Netaji's 'death' being used for petty politics: Amartya Sen

| Saturday, January 23, 2016 - 16:51
First Published |
'Netaji's 'death' being used for politics'

Amartya Sen

Kolkata: The circumstances of the "death" of Subhas Chandra Bose are being used for petty politics at a time when India badly needs Netaji's vision of justice, Nobel Laureate Amartya Sen said on Saturday.
On a day when the Narendra Modi government declassified secret files on Netaji, Sen said it was "peculiar" that some believed that the files would reveal the Congress leadership's hand in Netaji's "death".
"The circumstances of the death are sometimes made the way for producing an element of petty minded politics. The sole idea that somehow it would come out that the leadership of the Congress had a special role in the end of Subhas Bose's life would be a rather peculiar story," said Sen. 

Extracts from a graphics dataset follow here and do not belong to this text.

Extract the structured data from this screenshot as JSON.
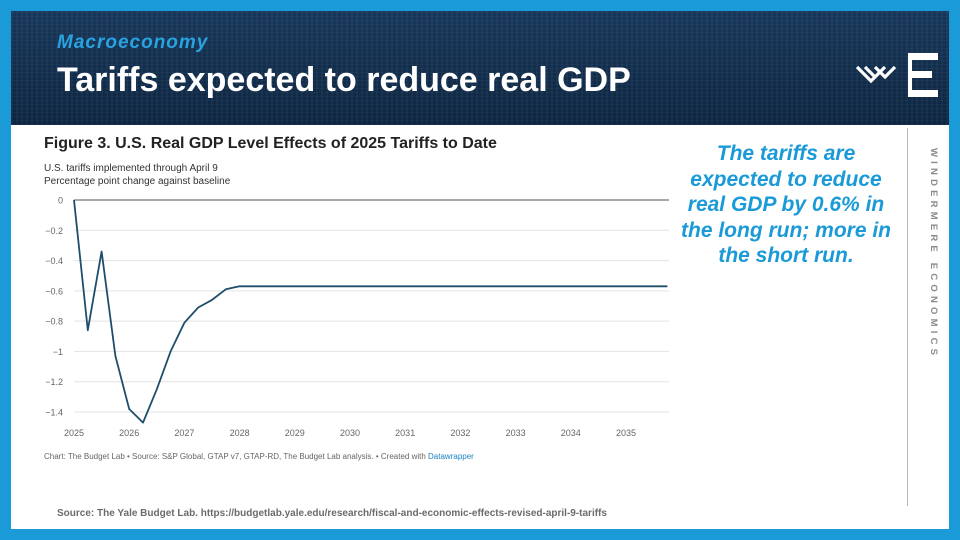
{
  "header": {
    "kicker": "Macroeconomy",
    "title": "Tariffs expected to reduce real GDP",
    "logo_icon": "windermere-logo-icon"
  },
  "chart_header": {
    "title": "Figure 3. U.S. Real GDP Level Effects of 2025 Tariffs to Date",
    "subtitle_line1": "U.S. tariffs implemented through April 9",
    "subtitle_line2": "Percentage point change against baseline"
  },
  "credit": {
    "text": "Chart: The Budget Lab • Source: S&P Global, GTAP v7, GTAP-RD, The Budget Lab analysis. • Created with ",
    "link": "Datawrapper"
  },
  "callout": {
    "text": "The tariffs are expected to reduce real GDP by 0.6% in the long run; more in the short run."
  },
  "brand": {
    "vertical_text": "WINDERMERE ECONOMICS"
  },
  "source": {
    "text": "Source: The Yale Budget Lab. https://budgetlab.yale.edu/research/fiscal-and-economic-effects-revised-april-9-tariffs"
  },
  "colors": {
    "accent": "#1a9ad6",
    "header_bg": "#0f2a46",
    "line": "#1f4e6b"
  },
  "chart_data": {
    "type": "line",
    "x_tick_labels": [
      "2025",
      "2026",
      "2027",
      "2028",
      "2029",
      "2030",
      "2031",
      "2032",
      "2033",
      "2034",
      "2035"
    ],
    "y_tick_labels": [
      "0",
      "−0.2",
      "−0.4",
      "−0.6",
      "−0.8",
      "−1",
      "−1.2",
      "−1.4"
    ],
    "y_ticks": [
      0,
      -0.2,
      -0.4,
      -0.6,
      -0.8,
      -1,
      -1.2,
      -1.4
    ],
    "xlim": [
      2025,
      2035.75
    ],
    "ylim": [
      -1.5,
      0
    ],
    "grid": true,
    "series": [
      {
        "x": [
          2025.0,
          2025.25,
          2025.5,
          2025.75,
          2026.0,
          2026.25,
          2026.5,
          2026.75,
          2027.0,
          2027.25,
          2027.5,
          2027.75,
          2028.0,
          2029.0,
          2030.0,
          2031.0,
          2032.0,
          2033.0,
          2034.0,
          2035.0,
          2035.75
        ],
        "values": [
          0.0,
          -0.86,
          -0.34,
          -1.03,
          -1.38,
          -1.47,
          -1.25,
          -1.0,
          -0.81,
          -0.71,
          -0.66,
          -0.59,
          -0.57,
          -0.57,
          -0.57,
          -0.57,
          -0.57,
          -0.57,
          -0.57,
          -0.57,
          -0.57
        ]
      }
    ]
  }
}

Speaking on the occasion of Netaji's birth anniversary celebrations here, Sen seemed to favour historian Leonard Gordon's theory that Bose died in a plane crash in 1945.

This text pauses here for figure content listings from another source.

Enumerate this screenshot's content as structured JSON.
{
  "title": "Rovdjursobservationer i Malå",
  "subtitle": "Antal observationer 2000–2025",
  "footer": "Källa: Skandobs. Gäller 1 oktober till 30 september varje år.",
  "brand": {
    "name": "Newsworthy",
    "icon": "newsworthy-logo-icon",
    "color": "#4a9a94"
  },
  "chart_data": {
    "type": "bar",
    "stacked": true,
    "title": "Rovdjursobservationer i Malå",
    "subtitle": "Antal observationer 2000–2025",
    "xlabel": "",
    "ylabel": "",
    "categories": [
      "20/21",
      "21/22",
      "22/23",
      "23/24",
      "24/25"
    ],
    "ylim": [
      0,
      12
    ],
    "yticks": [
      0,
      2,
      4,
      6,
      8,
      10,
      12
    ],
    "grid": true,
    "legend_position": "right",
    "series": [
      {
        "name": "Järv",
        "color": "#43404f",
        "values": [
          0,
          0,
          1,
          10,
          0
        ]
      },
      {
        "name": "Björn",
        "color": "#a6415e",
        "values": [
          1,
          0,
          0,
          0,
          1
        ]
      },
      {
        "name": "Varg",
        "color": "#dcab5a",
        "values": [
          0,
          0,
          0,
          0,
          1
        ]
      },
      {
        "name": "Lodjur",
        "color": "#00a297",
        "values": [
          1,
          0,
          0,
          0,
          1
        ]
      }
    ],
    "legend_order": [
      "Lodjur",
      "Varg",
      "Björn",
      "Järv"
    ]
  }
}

"I don't have the expertise which Gordon has. He may be right. I think he is. But some think he is not. But this is not an issue of history rather than that of antiquarian interest."

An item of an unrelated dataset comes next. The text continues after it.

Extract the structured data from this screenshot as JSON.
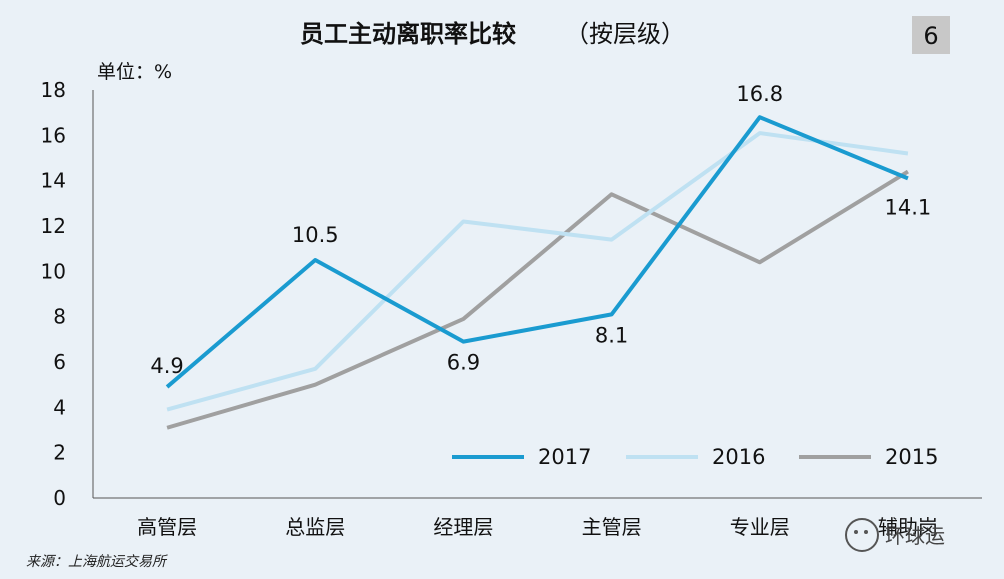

Sen said importance of life was enormously greater than the importance of the circumstances of the death of a person.
"Whether he died in the plane crash or he died somewhere else, it would be hard to think that he is alive," he said.
"All those who treat him like some sort of a Hindu sadhu (hermit), it seems that they have a profound misunderstanding of the person that Netaji was," Sen said, referring to the claim that Bose lived incognito as "Gumnami Baba" in Uttar Pradesh's Faizabad. 
While he expressed his interest in knowing the contents of the declassified files, Sen asserted that Netaji's vision of justice and equity was the need of the hour when the country was experiencing increased communal division.
"All are very keen on what these files will bring out, all are interested to know what actually happened to him. I am also interested."
But that was nothing compared to the grandness of the vision that Netaji had, Sen said. 
"People want to know what happened to him, but we know what his vision was."
"His vision of justice and equity continue to be profound and we need it in every sphere of life, especially when in the country a sense of division is being cultivated on communal lines," added Sen.